Chronic conditions like rheumatoid arthritis, kidney disease, cancer, and infections can cause anemia through a different mechanism. Ongoing inflammation signals the body to lock iron away from the bloodstream and slow red blood cell production. This type of anemia doesn’t respond well to iron supplements alone because the problem isn’t a lack of iron. It’s that your body is deliberately withholding it.

The primary treatment strategy is managing the underlying disease. When inflammation from rheumatoid arthritis is controlled with medication, for example, anemia often improves on its own. For people with chronic kidney disease, the kidneys produce less of the hormone that stimulates red blood cell production. Synthetic versions of this hormone can be given by injection to bring hemoglobin levels up, typically targeting a range of 10 to 11.5 g/dL. Doctors generally avoid pushing hemoglobin higher than that because studies have shown increased cardiovascular risks at near-normal levels in this population.

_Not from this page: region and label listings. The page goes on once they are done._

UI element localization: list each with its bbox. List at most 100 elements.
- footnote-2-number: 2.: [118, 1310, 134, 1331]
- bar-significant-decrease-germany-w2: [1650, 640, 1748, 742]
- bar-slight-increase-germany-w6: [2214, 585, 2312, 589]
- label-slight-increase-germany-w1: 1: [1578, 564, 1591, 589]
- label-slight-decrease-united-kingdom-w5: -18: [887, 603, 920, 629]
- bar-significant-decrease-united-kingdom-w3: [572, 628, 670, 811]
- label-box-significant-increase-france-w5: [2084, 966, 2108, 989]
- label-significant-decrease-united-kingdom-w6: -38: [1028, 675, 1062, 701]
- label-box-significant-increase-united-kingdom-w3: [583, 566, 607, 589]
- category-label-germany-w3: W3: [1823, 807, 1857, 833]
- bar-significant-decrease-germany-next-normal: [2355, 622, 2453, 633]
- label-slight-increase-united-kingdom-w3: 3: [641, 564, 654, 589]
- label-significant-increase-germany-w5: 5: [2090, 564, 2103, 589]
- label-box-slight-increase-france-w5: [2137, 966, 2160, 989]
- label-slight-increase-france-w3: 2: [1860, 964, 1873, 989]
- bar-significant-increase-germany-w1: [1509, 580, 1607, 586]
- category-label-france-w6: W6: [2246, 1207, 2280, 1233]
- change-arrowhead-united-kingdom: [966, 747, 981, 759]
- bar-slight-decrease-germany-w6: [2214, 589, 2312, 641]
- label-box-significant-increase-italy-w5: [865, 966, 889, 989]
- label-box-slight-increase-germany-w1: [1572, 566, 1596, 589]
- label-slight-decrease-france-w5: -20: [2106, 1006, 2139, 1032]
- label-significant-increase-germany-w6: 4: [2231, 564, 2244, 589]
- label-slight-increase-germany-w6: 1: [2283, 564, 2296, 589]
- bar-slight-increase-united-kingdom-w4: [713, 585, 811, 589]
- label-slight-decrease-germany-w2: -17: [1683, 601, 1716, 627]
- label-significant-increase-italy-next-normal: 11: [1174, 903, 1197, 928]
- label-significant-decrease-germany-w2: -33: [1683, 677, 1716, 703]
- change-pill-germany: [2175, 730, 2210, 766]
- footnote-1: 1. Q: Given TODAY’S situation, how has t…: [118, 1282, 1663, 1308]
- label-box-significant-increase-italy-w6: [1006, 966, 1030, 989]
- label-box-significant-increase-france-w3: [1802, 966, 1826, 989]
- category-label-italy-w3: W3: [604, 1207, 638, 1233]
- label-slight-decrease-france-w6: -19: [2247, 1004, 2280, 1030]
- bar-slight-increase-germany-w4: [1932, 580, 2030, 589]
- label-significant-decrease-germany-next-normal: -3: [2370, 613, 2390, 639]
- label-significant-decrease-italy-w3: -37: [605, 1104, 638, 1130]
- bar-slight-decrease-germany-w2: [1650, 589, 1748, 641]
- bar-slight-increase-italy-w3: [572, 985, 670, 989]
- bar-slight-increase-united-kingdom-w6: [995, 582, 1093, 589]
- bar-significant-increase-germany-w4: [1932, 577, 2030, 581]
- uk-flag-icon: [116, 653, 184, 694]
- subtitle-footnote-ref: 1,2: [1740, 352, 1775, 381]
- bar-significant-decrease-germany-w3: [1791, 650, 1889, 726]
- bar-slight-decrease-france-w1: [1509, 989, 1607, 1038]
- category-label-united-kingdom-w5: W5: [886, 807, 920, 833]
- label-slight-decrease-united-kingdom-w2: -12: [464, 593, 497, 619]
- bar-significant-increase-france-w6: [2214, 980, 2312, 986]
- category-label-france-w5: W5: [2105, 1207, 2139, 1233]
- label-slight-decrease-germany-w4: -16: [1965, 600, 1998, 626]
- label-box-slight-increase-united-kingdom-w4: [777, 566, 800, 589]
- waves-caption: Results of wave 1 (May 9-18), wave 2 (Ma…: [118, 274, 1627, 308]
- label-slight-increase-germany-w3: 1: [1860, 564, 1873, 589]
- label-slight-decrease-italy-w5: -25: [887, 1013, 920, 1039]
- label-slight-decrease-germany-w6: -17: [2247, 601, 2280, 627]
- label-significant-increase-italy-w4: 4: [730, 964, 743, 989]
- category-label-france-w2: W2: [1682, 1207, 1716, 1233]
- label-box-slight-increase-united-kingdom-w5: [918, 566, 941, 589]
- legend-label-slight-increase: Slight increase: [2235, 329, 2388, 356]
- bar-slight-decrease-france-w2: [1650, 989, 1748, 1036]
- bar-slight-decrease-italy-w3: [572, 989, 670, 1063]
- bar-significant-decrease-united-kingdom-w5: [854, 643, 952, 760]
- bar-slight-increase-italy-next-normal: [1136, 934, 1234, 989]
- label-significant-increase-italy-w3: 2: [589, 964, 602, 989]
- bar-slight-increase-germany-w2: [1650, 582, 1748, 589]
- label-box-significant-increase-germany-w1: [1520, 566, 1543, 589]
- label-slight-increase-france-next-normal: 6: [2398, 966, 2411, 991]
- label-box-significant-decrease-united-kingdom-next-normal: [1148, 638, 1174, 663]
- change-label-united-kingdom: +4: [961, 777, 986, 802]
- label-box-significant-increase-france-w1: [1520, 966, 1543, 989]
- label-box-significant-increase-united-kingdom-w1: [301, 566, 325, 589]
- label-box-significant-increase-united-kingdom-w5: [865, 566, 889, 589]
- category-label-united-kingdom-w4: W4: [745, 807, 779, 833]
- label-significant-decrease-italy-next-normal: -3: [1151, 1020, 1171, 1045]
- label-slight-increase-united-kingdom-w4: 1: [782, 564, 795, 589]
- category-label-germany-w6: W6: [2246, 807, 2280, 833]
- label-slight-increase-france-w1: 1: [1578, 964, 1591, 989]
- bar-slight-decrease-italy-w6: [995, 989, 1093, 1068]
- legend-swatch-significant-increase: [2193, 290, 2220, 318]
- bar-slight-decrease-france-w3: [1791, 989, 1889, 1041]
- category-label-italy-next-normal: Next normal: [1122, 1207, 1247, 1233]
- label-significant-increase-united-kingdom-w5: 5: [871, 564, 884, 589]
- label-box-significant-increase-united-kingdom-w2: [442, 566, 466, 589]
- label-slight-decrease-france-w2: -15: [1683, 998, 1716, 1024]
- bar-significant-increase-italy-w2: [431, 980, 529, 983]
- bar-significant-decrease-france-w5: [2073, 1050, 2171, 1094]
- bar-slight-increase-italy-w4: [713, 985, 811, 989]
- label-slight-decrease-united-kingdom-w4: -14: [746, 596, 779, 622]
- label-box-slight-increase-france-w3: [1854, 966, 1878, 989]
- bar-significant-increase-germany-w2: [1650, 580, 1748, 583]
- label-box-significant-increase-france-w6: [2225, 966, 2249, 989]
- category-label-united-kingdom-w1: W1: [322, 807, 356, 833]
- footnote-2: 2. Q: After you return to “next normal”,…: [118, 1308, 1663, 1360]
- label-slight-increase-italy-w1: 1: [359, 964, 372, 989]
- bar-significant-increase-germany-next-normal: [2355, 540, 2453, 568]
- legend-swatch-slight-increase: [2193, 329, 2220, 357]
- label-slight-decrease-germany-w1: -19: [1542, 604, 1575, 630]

Blood Transfusions for Severe Anemia

When hemoglobin drops dangerously low, or when anemia develops so rapidly that the body can’t compensate, blood transfusions provide an immediate fix. Current practice in most hospitals uses a “restrictive” threshold, meaning transfusions aren’t given until hemoglobin falls below about 7 to 8 g/dL in stable patients. For people with active heart problems, the threshold is higher, closer to 10 g/dL, because the heart is more vulnerable to reduced oxygen delivery.

Transfusions treat the symptom, not the cause. They buy time while doctors identify and address whatever is driving the anemia, whether that’s acute bleeding, bone marrow failure, or severe nutritional deficiency. Most people feel dramatically better within hours of receiving a transfusion as oxygen delivery to tissues improves immediately.